When costing subsequent join combinations, if the partial cost so far of a join plan is greater than the currently lowest join cost, then it is abandoned (pruned). This makes sense, because costs can only increase for an execution plan as other costs are accumulated within it. Furthermore, sometimes the cost for just accessing the first data set may be greater than the current lowest join cost, and such a join can be pruned without any further consideration or costing of different join methods. Remember that single table access paths are costed first by the Optimizer for each table referenced in the query. So it already knows what these costs are, with no further calculations required.

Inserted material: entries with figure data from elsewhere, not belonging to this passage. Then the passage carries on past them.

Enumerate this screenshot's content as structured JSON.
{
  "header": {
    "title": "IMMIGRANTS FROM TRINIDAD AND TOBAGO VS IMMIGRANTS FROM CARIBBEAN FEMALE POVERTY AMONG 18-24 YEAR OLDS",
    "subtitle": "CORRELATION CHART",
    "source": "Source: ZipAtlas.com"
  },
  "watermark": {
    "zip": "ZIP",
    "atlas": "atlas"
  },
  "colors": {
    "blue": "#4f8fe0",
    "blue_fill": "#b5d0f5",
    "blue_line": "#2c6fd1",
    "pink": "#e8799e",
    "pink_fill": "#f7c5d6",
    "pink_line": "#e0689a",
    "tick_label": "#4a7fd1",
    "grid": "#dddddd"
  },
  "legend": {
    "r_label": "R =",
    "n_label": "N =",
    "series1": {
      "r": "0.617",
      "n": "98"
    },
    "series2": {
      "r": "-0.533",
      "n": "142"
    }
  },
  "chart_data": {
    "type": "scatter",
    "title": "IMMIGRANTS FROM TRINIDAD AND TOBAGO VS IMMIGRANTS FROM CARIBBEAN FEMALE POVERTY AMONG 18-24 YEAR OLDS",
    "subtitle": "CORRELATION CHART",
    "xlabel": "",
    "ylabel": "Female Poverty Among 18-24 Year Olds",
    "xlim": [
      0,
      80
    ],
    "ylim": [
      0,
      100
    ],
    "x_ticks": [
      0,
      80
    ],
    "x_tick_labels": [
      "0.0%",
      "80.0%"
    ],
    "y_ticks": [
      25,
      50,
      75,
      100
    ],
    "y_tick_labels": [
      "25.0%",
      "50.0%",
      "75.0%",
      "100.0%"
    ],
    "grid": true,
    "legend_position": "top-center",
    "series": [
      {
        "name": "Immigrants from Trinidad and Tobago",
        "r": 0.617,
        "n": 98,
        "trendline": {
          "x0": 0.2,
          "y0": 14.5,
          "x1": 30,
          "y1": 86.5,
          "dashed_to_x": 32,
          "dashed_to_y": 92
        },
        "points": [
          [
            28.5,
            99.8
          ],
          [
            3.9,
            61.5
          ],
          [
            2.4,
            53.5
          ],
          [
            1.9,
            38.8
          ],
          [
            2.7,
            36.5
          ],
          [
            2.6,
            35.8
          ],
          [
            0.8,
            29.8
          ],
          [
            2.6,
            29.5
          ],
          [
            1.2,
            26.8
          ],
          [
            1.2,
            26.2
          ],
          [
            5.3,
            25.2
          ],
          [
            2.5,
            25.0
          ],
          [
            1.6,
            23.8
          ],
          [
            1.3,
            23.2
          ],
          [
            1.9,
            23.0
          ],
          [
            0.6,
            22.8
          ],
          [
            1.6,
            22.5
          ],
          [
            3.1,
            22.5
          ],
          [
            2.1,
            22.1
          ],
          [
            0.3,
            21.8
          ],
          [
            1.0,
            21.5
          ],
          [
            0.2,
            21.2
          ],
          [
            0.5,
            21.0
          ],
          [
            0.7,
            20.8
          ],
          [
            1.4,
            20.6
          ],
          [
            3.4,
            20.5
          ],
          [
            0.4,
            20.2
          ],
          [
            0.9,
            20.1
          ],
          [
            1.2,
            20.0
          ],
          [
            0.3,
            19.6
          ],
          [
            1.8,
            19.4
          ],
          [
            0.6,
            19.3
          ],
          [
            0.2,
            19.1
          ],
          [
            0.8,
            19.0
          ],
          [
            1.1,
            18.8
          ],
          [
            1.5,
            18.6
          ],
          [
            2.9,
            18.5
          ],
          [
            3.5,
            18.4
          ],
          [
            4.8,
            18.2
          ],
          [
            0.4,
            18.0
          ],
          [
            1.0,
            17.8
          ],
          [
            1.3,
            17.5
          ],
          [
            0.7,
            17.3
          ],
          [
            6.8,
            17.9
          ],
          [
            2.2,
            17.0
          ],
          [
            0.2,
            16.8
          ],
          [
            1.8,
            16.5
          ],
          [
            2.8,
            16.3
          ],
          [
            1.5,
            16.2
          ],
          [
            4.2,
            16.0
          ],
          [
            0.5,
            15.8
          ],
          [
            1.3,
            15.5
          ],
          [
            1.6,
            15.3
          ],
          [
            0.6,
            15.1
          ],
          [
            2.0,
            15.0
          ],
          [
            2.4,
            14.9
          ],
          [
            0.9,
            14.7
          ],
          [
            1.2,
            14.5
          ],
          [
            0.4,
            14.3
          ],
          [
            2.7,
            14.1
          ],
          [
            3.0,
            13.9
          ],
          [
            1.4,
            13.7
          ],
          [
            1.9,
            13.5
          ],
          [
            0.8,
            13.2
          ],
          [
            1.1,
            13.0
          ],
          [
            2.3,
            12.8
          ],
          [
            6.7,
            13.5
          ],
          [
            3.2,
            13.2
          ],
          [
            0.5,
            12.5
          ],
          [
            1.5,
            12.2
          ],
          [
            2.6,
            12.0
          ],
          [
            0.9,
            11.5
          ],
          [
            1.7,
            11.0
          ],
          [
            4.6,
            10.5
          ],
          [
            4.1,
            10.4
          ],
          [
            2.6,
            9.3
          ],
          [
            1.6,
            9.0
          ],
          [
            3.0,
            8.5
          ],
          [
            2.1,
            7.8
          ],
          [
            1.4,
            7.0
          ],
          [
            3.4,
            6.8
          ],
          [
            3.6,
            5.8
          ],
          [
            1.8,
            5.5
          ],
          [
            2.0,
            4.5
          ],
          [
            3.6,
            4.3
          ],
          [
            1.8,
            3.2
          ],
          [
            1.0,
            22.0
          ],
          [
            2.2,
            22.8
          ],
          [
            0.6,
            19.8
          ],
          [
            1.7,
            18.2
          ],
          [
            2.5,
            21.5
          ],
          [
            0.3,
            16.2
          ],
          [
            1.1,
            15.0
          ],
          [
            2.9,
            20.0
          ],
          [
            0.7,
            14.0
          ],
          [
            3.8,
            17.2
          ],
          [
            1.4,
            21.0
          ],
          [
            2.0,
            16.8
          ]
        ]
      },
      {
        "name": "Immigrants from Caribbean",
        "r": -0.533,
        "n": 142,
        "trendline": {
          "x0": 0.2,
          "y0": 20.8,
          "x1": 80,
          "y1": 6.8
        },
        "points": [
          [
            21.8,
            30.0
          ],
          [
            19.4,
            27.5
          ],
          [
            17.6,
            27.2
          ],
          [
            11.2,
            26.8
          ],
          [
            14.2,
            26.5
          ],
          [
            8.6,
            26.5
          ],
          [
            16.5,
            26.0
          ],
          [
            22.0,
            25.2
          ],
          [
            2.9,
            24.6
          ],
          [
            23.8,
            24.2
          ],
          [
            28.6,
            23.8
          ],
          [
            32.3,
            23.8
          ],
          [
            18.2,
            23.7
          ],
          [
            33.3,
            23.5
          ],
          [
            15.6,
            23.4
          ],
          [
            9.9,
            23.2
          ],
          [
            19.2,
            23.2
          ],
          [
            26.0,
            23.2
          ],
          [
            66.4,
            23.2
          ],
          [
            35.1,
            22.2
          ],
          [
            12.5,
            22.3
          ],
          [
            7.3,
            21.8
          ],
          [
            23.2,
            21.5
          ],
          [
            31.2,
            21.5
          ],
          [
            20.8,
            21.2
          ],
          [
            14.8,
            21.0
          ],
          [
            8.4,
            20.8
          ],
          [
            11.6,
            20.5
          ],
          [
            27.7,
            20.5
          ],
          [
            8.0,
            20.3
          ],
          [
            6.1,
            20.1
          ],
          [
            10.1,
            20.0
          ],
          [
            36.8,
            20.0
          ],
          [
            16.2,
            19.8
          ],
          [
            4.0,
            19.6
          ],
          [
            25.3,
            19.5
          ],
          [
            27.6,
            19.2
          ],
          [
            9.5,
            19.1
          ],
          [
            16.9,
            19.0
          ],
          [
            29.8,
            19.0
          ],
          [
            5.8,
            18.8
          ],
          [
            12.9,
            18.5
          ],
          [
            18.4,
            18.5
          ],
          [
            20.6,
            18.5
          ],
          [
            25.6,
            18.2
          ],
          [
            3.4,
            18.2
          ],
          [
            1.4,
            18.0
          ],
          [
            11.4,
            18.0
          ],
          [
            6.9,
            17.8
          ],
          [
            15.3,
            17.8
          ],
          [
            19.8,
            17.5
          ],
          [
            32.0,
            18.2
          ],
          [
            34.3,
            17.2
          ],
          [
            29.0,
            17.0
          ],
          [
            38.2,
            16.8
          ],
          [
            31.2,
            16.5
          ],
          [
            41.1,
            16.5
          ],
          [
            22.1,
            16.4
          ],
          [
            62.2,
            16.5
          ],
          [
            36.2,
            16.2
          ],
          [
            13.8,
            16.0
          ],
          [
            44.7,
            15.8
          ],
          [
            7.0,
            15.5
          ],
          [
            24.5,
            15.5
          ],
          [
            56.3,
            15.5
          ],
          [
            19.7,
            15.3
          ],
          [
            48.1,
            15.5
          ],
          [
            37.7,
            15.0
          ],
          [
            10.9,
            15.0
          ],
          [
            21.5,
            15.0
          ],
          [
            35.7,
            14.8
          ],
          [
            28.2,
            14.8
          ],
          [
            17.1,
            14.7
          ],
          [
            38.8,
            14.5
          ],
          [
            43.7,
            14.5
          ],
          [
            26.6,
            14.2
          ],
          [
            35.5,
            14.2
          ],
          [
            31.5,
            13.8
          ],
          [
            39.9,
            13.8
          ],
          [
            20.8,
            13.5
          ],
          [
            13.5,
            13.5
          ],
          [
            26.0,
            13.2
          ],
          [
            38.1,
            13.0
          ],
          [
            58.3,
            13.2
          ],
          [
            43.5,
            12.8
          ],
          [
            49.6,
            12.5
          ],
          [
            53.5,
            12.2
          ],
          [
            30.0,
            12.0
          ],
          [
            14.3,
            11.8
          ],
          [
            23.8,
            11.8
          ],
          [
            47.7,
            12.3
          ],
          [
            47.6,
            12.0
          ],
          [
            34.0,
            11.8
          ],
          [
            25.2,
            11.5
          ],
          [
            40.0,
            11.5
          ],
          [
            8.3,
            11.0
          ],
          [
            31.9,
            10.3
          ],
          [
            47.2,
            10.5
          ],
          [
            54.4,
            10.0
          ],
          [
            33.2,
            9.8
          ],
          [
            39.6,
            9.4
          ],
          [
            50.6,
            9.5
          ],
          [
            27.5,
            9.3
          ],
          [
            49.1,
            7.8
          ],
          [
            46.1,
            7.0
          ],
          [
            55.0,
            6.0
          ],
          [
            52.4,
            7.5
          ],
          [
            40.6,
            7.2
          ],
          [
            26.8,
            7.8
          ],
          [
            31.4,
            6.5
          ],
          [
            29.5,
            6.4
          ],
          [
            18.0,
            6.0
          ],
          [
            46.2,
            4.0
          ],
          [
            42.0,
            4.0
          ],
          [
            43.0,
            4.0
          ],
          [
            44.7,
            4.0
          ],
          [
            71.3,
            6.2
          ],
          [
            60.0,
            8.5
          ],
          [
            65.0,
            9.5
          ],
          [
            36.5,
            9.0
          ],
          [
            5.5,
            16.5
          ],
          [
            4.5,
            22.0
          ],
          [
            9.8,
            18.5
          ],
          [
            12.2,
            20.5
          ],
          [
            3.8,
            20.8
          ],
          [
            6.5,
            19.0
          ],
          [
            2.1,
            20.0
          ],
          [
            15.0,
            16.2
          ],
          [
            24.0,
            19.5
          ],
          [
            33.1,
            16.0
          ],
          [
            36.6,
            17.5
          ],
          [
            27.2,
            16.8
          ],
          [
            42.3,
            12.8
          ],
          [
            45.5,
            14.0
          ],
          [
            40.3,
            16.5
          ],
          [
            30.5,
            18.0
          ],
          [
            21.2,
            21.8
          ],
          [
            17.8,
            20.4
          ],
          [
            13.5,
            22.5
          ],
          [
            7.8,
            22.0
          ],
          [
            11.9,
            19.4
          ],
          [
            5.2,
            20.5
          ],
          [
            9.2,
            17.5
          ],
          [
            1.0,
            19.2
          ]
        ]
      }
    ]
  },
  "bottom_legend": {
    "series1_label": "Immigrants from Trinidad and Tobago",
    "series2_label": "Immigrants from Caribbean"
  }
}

Thus the Optimizer is able to cost each join combination and each join method between the data sets, to arrive at the cheapest join cost. The internal optimizations attempt to minimise the total effort involved in costing each of these, by picking a relatively low cost join combination as the first one to be costed, and by immediately pruning out any alternative join plan as soon as its partial cost exceeds the current lowest cost join.